Indian Oil looks to invest ₹1.75 lakh cr for expansion, says chairman Singh
NEW DELHI: Indian Oil Corp. (IOC), the nation’s largest oil firm, plans to invest ₹1.75 lakh crore to nearly double refinery capacity, boost petrochemical production, expand gas business and lay new pipelines to become a vertically integrated company, its chairman Sanjiv Singh said.
It plans to raise capacity to turn crude oil into fuels like petrol and diesel to 150 million tonnes per annum by 2030 from the current 80.7 million tonnes.

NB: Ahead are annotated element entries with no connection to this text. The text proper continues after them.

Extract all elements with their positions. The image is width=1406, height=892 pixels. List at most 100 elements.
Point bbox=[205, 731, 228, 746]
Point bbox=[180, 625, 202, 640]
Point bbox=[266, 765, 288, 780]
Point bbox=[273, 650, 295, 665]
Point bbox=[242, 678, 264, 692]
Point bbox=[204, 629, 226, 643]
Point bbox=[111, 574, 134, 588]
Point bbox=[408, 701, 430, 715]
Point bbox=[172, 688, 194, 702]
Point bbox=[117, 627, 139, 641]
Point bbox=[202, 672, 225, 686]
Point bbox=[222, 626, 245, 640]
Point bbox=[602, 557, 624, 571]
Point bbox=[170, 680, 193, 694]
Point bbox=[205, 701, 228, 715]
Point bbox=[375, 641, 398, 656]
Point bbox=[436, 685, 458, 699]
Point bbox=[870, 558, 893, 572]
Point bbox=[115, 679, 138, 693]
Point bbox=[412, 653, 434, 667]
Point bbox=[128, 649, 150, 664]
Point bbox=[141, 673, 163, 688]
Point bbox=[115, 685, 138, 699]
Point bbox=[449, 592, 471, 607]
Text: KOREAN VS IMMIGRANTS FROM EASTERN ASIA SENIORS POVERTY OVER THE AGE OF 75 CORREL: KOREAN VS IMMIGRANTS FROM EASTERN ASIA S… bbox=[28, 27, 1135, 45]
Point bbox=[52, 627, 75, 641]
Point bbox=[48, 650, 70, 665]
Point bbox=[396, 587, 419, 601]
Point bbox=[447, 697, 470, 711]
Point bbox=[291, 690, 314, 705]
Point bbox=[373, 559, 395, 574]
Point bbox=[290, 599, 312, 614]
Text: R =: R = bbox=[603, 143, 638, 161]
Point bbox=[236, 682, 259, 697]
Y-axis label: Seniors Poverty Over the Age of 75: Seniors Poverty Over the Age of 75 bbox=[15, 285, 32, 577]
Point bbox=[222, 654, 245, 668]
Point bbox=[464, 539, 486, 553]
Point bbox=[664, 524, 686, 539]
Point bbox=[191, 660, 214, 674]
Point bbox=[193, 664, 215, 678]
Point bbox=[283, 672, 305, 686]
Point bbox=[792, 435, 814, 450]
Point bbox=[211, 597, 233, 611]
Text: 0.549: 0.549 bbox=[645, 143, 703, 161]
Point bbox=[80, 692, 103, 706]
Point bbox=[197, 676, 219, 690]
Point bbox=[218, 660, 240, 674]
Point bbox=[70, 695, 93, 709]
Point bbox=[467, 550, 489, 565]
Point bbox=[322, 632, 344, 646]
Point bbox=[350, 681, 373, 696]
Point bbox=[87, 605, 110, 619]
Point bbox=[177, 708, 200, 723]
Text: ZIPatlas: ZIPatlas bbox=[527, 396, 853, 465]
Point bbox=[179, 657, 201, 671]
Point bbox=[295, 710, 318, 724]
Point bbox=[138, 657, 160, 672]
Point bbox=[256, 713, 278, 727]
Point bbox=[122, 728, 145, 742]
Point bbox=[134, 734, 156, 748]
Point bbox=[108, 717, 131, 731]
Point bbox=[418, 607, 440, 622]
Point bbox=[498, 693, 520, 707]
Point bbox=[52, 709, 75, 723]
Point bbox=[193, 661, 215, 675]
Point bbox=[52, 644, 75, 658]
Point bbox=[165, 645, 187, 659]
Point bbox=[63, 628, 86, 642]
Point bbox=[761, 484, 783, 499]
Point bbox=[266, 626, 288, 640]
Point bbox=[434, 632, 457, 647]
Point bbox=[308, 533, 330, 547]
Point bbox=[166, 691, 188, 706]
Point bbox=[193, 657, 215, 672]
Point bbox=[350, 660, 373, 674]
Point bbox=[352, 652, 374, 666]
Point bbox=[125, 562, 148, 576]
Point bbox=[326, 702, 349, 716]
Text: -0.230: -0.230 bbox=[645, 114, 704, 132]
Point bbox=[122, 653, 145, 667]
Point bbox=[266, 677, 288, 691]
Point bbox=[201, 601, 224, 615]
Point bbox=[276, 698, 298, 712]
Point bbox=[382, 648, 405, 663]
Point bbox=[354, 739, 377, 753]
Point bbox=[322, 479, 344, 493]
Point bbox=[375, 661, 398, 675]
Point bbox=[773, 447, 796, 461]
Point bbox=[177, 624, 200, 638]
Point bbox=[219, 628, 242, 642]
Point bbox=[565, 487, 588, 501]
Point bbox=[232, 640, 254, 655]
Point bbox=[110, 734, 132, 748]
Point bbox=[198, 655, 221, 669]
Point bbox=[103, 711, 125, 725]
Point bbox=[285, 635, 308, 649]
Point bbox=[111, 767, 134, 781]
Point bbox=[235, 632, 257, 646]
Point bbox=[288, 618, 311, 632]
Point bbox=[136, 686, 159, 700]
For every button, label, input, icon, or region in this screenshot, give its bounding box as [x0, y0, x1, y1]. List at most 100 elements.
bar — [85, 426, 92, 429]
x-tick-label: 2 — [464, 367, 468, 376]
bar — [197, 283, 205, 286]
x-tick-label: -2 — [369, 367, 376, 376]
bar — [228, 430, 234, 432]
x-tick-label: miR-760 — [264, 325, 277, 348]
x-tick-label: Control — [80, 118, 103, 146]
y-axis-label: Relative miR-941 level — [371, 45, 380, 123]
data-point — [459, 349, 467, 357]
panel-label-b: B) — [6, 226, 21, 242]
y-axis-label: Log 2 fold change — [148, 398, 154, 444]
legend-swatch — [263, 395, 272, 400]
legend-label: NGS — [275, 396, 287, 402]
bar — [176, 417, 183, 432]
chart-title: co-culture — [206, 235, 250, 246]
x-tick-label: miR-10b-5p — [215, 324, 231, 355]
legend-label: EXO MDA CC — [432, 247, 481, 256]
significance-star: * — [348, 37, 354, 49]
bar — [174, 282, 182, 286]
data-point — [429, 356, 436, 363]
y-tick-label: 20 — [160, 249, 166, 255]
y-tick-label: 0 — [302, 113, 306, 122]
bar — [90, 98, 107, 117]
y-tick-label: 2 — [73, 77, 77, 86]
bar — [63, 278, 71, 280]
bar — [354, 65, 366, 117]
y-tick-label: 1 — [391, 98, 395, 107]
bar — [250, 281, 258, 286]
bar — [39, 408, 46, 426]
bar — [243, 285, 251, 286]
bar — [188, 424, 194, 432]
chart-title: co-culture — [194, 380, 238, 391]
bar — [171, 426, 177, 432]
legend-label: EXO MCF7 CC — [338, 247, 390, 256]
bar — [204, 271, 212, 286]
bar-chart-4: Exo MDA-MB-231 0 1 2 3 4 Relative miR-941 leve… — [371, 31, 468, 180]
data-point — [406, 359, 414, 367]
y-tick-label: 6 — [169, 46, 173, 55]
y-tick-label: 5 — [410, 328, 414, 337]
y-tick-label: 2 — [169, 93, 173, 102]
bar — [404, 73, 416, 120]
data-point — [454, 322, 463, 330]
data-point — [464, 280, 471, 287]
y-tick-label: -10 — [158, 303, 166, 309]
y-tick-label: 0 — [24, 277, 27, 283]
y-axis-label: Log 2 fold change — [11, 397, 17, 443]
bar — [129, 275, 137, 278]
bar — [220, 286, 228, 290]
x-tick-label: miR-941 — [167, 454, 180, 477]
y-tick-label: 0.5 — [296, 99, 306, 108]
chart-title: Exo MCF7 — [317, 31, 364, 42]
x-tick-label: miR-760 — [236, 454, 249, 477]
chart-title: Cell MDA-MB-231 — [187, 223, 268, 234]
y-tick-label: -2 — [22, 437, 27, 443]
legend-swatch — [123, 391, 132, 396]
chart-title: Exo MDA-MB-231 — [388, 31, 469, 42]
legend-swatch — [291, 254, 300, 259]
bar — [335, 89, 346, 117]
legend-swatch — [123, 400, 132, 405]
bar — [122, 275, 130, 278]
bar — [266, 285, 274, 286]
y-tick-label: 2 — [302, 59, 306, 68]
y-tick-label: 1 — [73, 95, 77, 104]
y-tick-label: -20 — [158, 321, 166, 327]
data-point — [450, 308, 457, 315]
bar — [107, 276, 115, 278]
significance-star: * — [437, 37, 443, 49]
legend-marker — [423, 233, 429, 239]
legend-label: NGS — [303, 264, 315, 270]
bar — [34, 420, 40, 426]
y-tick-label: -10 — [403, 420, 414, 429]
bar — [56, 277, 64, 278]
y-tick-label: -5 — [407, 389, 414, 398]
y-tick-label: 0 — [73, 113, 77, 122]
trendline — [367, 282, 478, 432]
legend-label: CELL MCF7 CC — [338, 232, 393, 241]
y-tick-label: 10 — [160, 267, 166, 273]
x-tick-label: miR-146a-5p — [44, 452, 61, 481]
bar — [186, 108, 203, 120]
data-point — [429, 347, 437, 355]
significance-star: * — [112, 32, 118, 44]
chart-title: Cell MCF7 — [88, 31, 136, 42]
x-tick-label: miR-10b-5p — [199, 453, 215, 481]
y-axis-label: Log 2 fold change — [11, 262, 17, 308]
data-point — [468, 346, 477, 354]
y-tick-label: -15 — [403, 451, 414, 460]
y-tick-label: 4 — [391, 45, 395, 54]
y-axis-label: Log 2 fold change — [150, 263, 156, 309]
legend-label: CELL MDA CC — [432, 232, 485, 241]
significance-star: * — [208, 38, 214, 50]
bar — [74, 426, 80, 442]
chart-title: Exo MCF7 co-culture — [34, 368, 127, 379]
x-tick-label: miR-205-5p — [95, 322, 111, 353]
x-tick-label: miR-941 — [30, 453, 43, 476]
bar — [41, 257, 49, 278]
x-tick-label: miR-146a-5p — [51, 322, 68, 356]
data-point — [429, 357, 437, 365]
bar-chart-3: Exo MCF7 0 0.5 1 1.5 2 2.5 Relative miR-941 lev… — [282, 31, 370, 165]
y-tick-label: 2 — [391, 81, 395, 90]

The company currently owns and operates 11 out of the 23 oil refineries in the country.
“As the leading refiner in the country and a dominant player across a diverse portfolio of offerings in energy, IOC is focussing on all emerging opportunities for organic and inorganic growth through vertical integration and strategic diversification, besides pursuing value-creating research areas,” Singh said in the company’s latest annual report.
As part of this, projects costing ₹32,000 crore are in various stages of execution and plans are underway for implementing more projects costing about ₹1.43 lakh crore, he said.
Singh said plans to nearly double refining capacity by 2030 include “greenfield refineries of subsidiary Chennai Petroleum Corp. Ltd (CPCL) and the proposed Ratnagiri Refinery & Petrochemicals Ltd (RRPCL), apart from numerous brownfield expansions.”
RRPCL is building the world’s largest integrated greenfield refinery-cum-petrochemicals complex with a capacity of 60 million tonnes per annum. The project is being executed in partnership with stateowned BPCL and HPCL along with Saudi Aramco and ADNOC of UAE.
“Several pipeline projects with a combined capital expenditure of over ₹20,000 crore are under implementation. Upon completion, IOC’S pipeline network would expand to about 20,000km in length,” he said, adding a 69km pipeline is also being laid to transport petroleum products to Nepal.